I wrote out my will when I was 10 years old.

I placed it under my pillow each night, praying that I wouldn’t wake up in the morning. I would have killed myself already – I thought about it all the time – but I couldn’t figure out how. No guns in the house; all the blades were too dull; nothing to hang myself from; no access to heights.

I had a pretty good life, family and friends, and good grades in school. But I hated living. It consumed me throughout the day and long into the night.

Eventually, my parents noticed something was wrong. I was mopey and pessimistic. So they sat me down and threatened me to snap out of it. After that, I learned not to express my feelings, to keep them inside, and show outwardly only what people wanted to see.

I became broken, stuck with only one visible setting. To others, I seemed to have no problems. I was the perfect daughter, the perfect student. But I was terribly, cruelly alone. I didn’t feel that I had the right to burden someone else with my true feelings. I struggled with my depression, I struggled with my sexuality, and I struggled with my faith.

By the time I went to college, I knew that things had to be different. I began to open up about my faith and sexuality, when I thought that it could improve the quality of my life. I joined clubs. I made friends.

And then, something new happened. I fell in love with those friends, and they came to love me. I became a person that I actually liked. I enjoyed the tasks and activities I was involved in.

But, ever-present, the depression started creeping into my life more and more. This time, though, I didn’t want to die. Or-at least- I didn’t want to want to die. The existence of dear friends in my life led me to seek out help at my university’s counseling center.

While the therapy I engaged in there was intellectually and emotionally stimulating, it wasn’t particularly helpful at keeping my harmful thoughts at bay. I started cutting myself and wearing more modest clothing to cover it up from the observant eyes of coworkers, peers, and friends.

Then, medications came into play, with similar success. When I started openly talking about my plan of killing myself, my therapist called my parents. They wanted to force me into the hospital. Somehow, the counseling center, the school administration, and my parents worked out a plan, such that I could graduate as anticipated. I couldn’t kill myself, but I still cut myself daily.

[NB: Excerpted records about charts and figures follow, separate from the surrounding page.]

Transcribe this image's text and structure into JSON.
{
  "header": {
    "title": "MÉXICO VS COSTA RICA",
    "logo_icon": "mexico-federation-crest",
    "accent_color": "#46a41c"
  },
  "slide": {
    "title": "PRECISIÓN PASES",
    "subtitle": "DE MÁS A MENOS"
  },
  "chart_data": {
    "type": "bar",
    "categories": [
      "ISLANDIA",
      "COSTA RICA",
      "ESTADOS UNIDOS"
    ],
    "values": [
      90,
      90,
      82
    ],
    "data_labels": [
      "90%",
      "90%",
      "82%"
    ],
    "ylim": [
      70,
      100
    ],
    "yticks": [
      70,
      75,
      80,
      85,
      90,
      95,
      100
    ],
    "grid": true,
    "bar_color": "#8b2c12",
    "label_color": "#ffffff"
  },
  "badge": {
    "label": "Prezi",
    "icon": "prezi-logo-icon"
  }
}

Only my best friend knew. Even I was surprised that I was able to confide in him.

After graduation, I moved back in with my parents, away from the home I loved so much, back to the home I had fled from just a few years before. Within a week, I tried to hang myself. As fate would have it, my support wouldn’t hold, and I finally allowed myself to enter the hospital.

Two weeks and four medications later, I was released, still having “suicidal ideations” but less likely to act on them. It seems like forever since then, but my doctors and I still haven’t found a medication to help me live a life other than barely functioning but faking it well.

This isn’t a story with a happy ending. This is life with a mental illness. More days than not, it’s a struggle. It’s hard. It’s painful. And for way too many, it’s lonely.

I got help and have a much higher chance at a long life because I had some great friends. They didn’t even know about my depression. Most still don’t know. But I knew that they loved me, and I knew that I wanted to be around to keep on loving them.

So love each other. Care for each other. Listen to each other.

Your friends may not tell you everything they’re going through, but that doesn’t mean you can’t help.

This was written in honor of Mental Illness Awareness Week.